One supporter of the Muslim ban, former Arkansas Gov. Mike Huckabee, a big star in the panoply of evangelical politics, echoed Jackson's sentiment that judges themselves are powerless to enforce laws. This would defy the "checks and balances" system that prevents any one branch of US government – the presidency, the courts or lawmakers – from overriding any other.

But Huckabee is right. Judges don't have the guns. Law enforcement does. In theory, if the executive directs them to ignore the orders of the courts, there's not much those who go to work wearing robes and suits can do to change the minds of folks who don badges. For the last two years, Trump has made a point of expressing his loyalty to police officers. Just as the local militias did in Georgia in 1830, if they feel more loyalty to the president than the courts, there's not much the courts can do.

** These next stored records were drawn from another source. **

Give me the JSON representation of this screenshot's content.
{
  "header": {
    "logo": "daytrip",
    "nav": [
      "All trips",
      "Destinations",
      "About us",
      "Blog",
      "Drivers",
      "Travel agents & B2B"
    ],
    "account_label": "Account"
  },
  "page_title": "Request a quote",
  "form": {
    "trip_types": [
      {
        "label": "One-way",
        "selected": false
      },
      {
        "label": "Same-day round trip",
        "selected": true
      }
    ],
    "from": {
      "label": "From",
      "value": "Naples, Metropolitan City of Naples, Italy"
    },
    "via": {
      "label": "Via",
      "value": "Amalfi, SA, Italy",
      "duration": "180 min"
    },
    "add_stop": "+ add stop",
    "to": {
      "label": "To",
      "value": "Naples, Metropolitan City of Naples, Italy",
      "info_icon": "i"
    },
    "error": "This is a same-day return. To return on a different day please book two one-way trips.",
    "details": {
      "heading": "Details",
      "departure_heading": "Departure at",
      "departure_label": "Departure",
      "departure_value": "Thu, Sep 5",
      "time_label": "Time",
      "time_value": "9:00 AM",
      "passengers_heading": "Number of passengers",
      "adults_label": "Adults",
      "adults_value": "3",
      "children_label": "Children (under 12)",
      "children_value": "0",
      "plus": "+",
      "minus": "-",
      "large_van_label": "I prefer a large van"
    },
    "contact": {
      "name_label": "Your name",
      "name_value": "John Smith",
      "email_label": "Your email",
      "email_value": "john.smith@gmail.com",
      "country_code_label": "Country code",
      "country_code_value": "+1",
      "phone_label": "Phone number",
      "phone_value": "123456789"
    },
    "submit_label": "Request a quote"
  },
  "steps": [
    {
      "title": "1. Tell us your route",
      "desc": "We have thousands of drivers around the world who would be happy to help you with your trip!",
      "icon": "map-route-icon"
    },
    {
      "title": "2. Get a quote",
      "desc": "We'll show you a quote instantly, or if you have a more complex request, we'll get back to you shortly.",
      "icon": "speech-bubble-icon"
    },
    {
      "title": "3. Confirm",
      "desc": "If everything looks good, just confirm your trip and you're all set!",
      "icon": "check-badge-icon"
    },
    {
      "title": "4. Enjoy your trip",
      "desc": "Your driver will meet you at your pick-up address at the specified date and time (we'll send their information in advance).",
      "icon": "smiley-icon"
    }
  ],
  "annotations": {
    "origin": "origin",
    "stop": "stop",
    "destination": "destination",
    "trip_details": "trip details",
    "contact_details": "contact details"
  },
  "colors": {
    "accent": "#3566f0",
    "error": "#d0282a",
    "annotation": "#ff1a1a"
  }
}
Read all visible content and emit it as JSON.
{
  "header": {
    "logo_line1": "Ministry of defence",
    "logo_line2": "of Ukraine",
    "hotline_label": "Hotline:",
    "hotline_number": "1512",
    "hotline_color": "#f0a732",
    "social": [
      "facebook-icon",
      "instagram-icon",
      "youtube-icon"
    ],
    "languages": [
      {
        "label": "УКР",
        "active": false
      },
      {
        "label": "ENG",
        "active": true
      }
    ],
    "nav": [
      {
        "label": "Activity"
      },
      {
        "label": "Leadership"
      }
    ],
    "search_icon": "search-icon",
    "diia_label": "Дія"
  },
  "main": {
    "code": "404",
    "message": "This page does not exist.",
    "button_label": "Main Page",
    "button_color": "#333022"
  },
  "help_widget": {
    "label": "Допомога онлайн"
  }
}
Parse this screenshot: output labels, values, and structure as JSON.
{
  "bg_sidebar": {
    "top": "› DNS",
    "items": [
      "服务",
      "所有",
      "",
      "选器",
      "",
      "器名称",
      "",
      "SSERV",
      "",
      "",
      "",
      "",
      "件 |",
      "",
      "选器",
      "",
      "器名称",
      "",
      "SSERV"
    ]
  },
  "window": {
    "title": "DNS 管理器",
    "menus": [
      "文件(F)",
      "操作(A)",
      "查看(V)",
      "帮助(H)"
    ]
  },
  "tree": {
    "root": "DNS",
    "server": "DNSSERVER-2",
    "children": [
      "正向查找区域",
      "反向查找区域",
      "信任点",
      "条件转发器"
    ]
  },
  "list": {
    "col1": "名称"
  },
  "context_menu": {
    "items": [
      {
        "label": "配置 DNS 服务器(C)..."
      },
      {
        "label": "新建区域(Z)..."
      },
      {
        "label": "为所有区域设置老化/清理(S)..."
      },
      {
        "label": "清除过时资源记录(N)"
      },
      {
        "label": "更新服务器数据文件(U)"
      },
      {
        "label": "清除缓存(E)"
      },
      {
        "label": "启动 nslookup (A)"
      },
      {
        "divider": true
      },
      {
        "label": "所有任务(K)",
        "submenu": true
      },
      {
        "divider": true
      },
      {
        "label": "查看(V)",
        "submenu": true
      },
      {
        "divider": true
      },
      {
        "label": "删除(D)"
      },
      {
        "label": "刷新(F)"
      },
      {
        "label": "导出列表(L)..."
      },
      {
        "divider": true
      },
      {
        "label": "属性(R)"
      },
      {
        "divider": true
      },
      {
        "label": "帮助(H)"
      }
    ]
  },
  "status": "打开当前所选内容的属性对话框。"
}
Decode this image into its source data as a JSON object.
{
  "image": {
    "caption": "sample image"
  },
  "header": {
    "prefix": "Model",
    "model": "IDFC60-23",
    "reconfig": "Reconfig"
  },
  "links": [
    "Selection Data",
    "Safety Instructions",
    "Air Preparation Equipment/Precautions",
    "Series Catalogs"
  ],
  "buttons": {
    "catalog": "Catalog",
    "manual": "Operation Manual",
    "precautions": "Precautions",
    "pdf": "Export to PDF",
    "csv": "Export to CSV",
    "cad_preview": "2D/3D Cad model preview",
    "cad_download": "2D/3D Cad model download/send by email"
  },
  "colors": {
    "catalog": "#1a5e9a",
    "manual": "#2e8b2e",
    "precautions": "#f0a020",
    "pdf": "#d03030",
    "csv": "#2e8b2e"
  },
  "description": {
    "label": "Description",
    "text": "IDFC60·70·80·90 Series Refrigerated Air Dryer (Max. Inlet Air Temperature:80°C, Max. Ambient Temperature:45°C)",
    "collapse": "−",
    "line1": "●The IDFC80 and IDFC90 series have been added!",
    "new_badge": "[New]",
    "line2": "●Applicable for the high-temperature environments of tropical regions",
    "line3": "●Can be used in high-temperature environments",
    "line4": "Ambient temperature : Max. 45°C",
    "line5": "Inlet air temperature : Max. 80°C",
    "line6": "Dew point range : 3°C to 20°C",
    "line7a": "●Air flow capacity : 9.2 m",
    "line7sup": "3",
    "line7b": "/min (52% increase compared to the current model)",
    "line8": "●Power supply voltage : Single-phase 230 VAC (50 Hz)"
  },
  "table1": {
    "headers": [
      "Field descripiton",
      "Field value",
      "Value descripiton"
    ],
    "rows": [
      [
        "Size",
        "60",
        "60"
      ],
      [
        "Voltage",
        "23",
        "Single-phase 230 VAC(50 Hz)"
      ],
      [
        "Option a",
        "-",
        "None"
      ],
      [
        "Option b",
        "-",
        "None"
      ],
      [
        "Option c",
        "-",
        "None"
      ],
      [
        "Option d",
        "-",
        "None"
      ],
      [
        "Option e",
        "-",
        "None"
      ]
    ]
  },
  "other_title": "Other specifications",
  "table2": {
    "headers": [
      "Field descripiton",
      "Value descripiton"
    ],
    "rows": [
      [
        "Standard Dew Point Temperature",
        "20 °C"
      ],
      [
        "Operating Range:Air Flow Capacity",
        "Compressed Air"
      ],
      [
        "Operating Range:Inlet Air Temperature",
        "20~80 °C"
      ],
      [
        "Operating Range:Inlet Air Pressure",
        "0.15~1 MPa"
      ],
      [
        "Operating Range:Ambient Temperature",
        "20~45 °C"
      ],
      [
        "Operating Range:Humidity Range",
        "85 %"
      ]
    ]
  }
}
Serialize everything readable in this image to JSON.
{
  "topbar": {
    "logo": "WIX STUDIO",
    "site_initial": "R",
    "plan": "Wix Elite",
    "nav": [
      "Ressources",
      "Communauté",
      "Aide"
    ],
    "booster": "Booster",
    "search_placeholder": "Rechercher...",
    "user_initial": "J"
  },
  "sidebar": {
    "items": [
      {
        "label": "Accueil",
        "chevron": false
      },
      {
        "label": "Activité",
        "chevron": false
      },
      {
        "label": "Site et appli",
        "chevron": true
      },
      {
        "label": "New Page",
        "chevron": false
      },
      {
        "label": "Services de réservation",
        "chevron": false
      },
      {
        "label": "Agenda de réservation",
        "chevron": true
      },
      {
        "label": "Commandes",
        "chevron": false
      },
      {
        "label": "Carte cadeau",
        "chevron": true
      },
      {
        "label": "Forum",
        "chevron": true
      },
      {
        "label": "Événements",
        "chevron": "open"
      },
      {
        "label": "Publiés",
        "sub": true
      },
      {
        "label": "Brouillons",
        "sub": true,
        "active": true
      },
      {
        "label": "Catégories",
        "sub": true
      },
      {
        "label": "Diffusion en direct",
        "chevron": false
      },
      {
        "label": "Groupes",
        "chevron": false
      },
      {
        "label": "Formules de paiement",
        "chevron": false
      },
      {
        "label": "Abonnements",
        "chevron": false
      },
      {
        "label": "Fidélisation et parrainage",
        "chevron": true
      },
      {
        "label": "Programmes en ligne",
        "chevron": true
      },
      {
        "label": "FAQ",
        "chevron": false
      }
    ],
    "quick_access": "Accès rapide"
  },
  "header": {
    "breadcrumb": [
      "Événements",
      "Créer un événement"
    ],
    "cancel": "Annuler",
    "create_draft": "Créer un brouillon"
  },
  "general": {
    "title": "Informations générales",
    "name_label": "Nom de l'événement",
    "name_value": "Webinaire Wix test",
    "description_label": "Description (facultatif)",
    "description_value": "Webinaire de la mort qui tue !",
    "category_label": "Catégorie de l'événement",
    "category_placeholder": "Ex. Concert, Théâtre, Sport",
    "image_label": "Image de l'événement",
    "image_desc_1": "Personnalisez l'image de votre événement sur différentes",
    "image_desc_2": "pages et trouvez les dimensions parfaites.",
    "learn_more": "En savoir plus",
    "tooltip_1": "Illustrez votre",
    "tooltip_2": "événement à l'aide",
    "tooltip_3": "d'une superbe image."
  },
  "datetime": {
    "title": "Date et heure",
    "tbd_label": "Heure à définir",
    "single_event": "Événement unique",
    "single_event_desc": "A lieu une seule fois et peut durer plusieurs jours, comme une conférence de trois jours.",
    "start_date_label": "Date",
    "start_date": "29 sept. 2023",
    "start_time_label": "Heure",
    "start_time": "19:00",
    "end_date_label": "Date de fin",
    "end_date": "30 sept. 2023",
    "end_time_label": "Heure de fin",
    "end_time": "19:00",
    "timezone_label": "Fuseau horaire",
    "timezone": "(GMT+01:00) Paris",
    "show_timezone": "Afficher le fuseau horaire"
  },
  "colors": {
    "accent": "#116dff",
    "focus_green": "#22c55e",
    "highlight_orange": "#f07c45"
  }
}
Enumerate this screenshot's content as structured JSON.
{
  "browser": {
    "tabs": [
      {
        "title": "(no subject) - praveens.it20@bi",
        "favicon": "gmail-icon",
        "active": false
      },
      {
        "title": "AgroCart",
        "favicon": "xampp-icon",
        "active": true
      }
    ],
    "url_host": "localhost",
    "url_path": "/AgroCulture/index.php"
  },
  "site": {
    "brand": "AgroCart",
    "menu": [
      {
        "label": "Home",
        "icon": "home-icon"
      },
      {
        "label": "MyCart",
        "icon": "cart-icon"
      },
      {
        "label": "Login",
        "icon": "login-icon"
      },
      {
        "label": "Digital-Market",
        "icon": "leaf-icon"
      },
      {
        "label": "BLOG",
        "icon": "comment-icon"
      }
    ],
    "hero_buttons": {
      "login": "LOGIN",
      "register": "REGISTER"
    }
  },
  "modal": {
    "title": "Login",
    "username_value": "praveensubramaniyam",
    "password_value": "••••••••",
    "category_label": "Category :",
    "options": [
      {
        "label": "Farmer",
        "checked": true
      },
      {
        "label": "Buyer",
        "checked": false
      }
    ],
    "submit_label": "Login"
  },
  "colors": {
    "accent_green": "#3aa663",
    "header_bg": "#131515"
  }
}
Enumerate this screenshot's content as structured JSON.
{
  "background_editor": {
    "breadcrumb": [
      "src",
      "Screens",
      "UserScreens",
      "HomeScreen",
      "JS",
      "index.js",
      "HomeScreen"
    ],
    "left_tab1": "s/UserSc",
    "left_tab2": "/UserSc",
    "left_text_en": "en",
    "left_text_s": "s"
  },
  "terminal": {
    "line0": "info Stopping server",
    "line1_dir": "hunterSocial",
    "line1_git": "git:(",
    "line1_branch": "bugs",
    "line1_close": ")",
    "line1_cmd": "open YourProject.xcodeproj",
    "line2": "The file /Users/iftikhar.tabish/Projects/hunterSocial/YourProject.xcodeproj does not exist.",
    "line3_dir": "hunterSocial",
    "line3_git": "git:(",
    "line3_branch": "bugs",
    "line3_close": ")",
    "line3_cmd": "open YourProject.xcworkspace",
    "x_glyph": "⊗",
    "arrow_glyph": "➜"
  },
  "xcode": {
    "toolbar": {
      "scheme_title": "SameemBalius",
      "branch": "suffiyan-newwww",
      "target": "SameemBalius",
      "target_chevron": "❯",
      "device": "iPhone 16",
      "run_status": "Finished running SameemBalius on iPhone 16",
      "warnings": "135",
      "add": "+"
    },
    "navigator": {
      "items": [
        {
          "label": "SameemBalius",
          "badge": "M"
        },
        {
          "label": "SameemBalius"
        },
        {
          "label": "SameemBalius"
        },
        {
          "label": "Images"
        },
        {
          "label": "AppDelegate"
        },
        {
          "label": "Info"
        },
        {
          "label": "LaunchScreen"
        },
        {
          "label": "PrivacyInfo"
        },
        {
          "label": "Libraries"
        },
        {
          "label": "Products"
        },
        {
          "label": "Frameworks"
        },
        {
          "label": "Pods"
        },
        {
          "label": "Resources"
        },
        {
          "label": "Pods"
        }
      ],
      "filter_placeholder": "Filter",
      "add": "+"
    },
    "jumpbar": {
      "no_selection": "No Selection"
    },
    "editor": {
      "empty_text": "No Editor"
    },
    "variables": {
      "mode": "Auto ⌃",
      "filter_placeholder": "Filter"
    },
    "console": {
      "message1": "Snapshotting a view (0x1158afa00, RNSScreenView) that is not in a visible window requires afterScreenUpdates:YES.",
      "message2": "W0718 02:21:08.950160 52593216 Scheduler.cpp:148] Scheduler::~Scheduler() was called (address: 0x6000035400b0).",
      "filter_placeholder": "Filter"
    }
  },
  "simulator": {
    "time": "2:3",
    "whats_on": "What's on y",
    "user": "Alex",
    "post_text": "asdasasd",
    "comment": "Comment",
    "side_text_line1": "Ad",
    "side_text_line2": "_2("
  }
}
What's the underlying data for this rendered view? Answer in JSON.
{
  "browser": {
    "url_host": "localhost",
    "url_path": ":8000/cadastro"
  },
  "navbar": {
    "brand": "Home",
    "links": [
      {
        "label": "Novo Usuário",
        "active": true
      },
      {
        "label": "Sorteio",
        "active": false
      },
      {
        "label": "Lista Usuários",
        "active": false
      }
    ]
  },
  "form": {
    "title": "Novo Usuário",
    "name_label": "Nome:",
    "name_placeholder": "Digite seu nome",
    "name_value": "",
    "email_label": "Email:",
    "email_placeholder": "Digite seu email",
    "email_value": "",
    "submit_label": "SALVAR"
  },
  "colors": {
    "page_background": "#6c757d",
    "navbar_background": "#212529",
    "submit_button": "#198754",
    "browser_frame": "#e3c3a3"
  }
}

In February, Trump tweeted that a "so-called judge" was responsible for blocking his original travel ban, prompting condemnation from his own nominee for the Supreme Court, Neil Gorsuch. The executive branch turning against the judicial has worried observers and legal scholars, and has few precedents in American history, except for Jackson's presidency.

There's a deep irony to Trump choosing Jackson as a reflection of his own presidency. Trump during his campaign promised to "drain the swamp" in Washington, removing influence peddling and favoritism from the federal government. Jackson made his mark on history by creating the "spoils system," in which a president could award jobs in government to allies and friends who had supported them in a campaign. Despite attempts at regulation to create a meritocracy in civil service, the favors-for-favors system Jackson put in place remains.

Today, Trump's team, composed of people who "have made a fortune," continues Jackson's legacy of the spoils system. Border and customs officials, meanwhile, may be trying to re-enact the work of local state militias, the precursors of modern police departments, from the same tearful time.